Le conflit ukrainien, qui dure depuis plusieurs années, montre des signes de stagnation sur le front. Alors que les attaques de drones et de missiles se multiplient des deux côtés, les avancées russes sont désormais minimes. En juillet dernier, l’armée russe n’a progressé que d’un kilomètre carré par jour, atteignant un total de 31 km², selon le groupe d’analystes Deep State, rapporté par Le Grand continent.
EN BREF
- Les avancées russes sur le front ukrainien sont quasi nulles depuis plusieurs mois.
- L’armée ukrainienne inflige de lourdes pertes à la logistique russe.
- Le soutien militaire de la Corée du Nord à la Russie pourrait aggraver la situation.
Selon les informations, les gains russes se sont concentrés dans les régions de Donetsk, Zaporijjia et Soumy, tandis que le front de Kharkiv est resté inchangé. Cette stratégie de « grignotage » territorial, adoptée par la Russie depuis près de deux ans, montre des signes de fatigue. En 2025, la Russie avançait en moyenne de 405 km² par mois. En comparaison, au premier semestre de 2026, elle n’a conquis que 770 km², enregistrant ainsi une chute de près de 60 % de sa capacité de progression.

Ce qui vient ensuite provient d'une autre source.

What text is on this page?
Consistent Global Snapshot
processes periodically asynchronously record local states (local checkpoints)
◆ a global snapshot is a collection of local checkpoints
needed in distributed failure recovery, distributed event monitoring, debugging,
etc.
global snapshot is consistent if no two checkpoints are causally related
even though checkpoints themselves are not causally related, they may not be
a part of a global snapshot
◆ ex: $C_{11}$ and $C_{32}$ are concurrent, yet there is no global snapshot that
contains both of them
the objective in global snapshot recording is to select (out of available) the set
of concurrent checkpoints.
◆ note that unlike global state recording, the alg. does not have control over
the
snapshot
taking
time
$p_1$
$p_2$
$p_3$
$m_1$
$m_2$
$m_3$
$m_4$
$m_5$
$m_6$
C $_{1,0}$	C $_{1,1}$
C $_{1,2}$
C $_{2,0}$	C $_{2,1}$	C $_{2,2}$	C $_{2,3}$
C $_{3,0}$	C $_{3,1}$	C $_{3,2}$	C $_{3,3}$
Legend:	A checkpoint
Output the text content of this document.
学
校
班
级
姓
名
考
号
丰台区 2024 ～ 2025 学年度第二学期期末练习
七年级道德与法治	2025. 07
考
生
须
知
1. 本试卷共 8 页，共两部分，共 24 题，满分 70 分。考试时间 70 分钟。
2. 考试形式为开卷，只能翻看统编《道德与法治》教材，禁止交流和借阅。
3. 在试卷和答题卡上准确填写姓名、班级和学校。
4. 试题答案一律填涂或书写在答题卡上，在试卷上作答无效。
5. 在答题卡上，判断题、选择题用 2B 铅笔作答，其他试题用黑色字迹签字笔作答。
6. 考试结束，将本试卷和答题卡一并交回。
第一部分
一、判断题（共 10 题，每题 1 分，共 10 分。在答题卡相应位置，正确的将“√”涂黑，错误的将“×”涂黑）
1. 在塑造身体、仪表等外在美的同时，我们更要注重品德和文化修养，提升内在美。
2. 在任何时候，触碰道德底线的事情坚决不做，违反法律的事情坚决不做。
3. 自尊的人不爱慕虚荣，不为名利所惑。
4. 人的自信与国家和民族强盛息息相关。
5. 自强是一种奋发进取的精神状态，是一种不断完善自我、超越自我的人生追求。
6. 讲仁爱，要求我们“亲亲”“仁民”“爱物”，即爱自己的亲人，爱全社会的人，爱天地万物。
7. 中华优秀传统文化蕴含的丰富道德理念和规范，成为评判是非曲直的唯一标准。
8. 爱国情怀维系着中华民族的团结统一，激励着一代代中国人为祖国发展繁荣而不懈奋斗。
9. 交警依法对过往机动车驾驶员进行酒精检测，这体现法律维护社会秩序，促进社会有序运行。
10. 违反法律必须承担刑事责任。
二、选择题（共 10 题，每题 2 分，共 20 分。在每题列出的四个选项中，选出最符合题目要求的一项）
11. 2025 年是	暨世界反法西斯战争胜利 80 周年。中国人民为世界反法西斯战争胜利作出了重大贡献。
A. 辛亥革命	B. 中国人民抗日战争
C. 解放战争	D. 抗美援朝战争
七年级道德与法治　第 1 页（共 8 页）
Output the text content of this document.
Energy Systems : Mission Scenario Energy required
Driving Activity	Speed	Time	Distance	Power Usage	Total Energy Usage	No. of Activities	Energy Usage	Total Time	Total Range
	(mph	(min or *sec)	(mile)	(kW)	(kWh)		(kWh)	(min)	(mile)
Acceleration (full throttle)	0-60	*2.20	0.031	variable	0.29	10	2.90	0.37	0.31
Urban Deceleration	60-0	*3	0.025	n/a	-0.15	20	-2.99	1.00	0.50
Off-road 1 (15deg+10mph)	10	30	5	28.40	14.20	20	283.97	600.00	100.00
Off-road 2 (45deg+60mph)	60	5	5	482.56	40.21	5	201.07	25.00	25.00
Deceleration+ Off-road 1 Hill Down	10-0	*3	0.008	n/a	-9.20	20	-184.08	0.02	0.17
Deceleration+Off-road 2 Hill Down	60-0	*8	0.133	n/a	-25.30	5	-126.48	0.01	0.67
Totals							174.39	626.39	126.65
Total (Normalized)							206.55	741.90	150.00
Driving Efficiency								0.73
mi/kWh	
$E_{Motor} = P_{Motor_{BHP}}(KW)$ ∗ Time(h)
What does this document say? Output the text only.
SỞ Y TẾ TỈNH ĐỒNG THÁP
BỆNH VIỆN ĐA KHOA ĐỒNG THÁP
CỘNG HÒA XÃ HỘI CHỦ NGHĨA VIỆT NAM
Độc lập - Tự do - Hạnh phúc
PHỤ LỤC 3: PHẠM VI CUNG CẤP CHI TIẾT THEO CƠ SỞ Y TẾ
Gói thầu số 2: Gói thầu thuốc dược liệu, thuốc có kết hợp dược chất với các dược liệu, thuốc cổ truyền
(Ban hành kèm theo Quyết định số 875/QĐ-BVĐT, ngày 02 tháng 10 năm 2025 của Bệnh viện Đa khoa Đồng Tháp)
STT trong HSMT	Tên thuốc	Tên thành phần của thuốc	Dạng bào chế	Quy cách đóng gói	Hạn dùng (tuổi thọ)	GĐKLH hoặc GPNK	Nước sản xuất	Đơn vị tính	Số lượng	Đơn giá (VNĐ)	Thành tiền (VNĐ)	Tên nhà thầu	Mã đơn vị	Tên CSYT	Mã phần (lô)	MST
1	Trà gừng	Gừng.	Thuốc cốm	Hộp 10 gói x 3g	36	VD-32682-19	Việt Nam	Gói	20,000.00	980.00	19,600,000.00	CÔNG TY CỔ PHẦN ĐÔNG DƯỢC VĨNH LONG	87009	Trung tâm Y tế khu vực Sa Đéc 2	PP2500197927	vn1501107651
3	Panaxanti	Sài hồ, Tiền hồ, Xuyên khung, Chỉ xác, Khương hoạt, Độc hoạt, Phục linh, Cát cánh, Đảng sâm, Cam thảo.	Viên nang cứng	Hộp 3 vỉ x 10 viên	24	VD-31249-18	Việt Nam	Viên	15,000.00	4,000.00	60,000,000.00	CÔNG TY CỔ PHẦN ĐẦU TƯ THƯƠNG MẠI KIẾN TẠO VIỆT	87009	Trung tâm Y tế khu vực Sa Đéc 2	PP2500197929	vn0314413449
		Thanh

Parallèlement, l’armée ukrainienne, renforcée par l’arrivée de 25 000 soldats le 1er août, parvient à déstabiliser son adversaire en menant des frappes en profondeur sur le territoire russe. Ces opérations ciblent des infrastructures stratégiques telles que des réserves de missiles antiaériens, des raffineries et des entrepôts, limitant ainsi les ressources de l’ennemi et le forçant à redéployer ses forces.
Les frappes ukrainiennes, qui ciblent des infrastructures essentielles, aggravent les difficultés d’approvisionnement des troupes russes sur le front, notamment en carburant. Les capacités de production pétrolière de la Russie, déjà affaiblies, sont désormais à des niveaux historiquement bas, ce qui impacte également ses exportations. En outre, les attaques sur des centres logistiques, comme ceux de Wildberries, surnommé « l’Amazon russe », nuisent au moral des troupes russes.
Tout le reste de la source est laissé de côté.